In-House vs Third-Party Win-Loss
Both work. The trade-offs:
| Dimension | In-house | Third-party |
|---|---|---|
| Honesty of answers | Lower (buyer knows the brand) | Higher (perceived neutrality) |
| Cost | Internal time only | A few thousand dollars per interview, varies by firm |
| Speed of insights | Faster, real-time access to transcripts | 4-6 week reporting cycle |
| Coding consistency | Variable | Standardized |
| Scale | Limited by team capacity | Scales with budget |
The right answer for most teams under 200 employees is hybrid - in-house for wins (where bias is less damaging) and third-party for losses (where bias destroys the data). On the third-party side: Anova Consulting Group and Clozd are dedicated win-loss research firms; Klue (which acquired DoubleCheck Research) layers win-loss onto a broader competitive-intelligence platform; and Primary Intelligence (now part of Corporate Visions, sold under the TruVoice brand) is a survey-led option.
Common Win-Loss Mistakes
The patterns that kill programs:
- Running once and stopping. Quarterly cadence or it is a one-off project, not a program.
- No baseline. Without a prior quarter to compare to, you cannot tell if your win rate is improving or just noisy.
- Findings without owners. Every recommendation needs a name and a deadline. Otherwise the deck dies in Slack.

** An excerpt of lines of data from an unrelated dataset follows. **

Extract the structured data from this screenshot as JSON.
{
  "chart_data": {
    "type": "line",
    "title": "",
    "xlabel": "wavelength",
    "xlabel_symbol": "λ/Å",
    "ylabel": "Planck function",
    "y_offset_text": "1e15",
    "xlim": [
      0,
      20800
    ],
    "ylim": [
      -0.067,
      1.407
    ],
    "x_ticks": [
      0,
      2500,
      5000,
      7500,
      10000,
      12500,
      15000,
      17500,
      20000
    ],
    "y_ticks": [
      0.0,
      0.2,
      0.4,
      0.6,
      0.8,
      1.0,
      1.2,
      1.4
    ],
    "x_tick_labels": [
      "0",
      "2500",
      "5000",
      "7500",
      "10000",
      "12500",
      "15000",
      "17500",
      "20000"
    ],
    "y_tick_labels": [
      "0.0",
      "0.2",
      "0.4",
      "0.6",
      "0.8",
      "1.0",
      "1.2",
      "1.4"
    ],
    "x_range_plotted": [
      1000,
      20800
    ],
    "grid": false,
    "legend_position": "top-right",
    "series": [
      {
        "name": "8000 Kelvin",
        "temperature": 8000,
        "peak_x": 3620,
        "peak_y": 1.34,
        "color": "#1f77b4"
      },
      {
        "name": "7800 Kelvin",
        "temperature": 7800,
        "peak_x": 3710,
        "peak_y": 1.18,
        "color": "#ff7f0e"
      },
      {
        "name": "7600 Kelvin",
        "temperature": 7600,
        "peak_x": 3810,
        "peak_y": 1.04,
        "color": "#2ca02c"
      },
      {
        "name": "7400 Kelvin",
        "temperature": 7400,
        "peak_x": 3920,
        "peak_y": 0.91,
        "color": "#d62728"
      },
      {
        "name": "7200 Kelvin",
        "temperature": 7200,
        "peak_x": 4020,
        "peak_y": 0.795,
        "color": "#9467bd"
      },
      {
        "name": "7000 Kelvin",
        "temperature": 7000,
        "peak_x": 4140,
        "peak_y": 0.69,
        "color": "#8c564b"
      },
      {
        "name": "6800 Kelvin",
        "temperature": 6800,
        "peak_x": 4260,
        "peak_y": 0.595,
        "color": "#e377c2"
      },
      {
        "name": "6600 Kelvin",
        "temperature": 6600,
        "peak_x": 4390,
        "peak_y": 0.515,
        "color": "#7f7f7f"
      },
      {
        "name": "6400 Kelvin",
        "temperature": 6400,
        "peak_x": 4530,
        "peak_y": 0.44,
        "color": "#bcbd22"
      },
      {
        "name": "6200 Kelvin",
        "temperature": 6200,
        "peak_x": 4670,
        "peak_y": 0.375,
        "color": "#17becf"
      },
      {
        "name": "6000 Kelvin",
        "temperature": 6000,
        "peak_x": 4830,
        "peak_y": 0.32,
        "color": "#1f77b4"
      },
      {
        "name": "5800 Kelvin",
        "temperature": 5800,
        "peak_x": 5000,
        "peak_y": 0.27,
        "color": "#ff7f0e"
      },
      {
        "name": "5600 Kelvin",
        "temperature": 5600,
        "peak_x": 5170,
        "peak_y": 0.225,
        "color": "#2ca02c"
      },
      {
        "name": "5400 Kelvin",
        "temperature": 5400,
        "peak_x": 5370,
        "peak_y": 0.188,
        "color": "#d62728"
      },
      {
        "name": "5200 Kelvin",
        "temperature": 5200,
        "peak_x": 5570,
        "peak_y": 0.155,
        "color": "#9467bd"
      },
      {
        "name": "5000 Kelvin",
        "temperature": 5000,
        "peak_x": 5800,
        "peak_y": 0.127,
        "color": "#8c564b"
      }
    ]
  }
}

- Treating no-decision as a win. Lost-to-no-decision is the largest loss bucket at most B2B companies. It demands its own analysis.
- Skipping the executive readout. The CEO who hears the findings live ships fixes faster than the CEO who scans the deck on a flight.
The Bottom Line
Win-loss analysis is the most leveraged research program in B2B because it changes three teams’ priorities at once. Product gets a ranked gap list. Marketing gets the language buyers actually use. Sales gets the objections that actually cost deals.
The barrier is operational, not intellectual. Most companies know they should do it. Few build the cadence. The ones that do compound their win rate quarter over quarter while their competitors guess.
Frequently Asked Questions
What is win-loss analysis?
Win-loss analysis is a structured research process that interviews recently won and lost prospects to understand why deals went the way they did. The output is a list of patterns - product gaps, sales mistakes, competitor strengths, and pricing friction - that get fed into product, marketing, and sales decisions.
Who owns win-loss analysis?
Product marketing usually owns the program. Sales contributes the deal context. Customer research, revenue ops, or a third-party analyst runs the interviews. The findings feed into product (gaps), marketing (messaging), and sales (objection handling).
How many interviews does win-loss analysis need?
A useful read needs at least 8-12 interviews per quarter, balanced across won, lost-to-competitor, and lost-to-no-decision. Patterns emerge by interview six. Programs running fewer than six interviews a quarter are too thin to act on.
Should we use a third party or do it in-house?
Third-party analysts get more honest answers - prospects say things to a stranger they will not say to the rep who lost the deal. Boutique firms typically charge a few thousand dollars per interview; pricing varies by depth, deliverable, and program length. In-house is fine if the interviewer is not the AE who worked the deal.
What questions should win-loss interviews include?
Twelve, in this order: what triggered the search for a product like this, who was on the buying committee, what alternatives they evaluated, decision criteria and weights, the moment they leaned toward a winner, the moment they leaned away from losers, what surprised them about the process, what would have changed the outcome, what they would tell a peer about you, what we should keep doing, what we should stop, and one open question.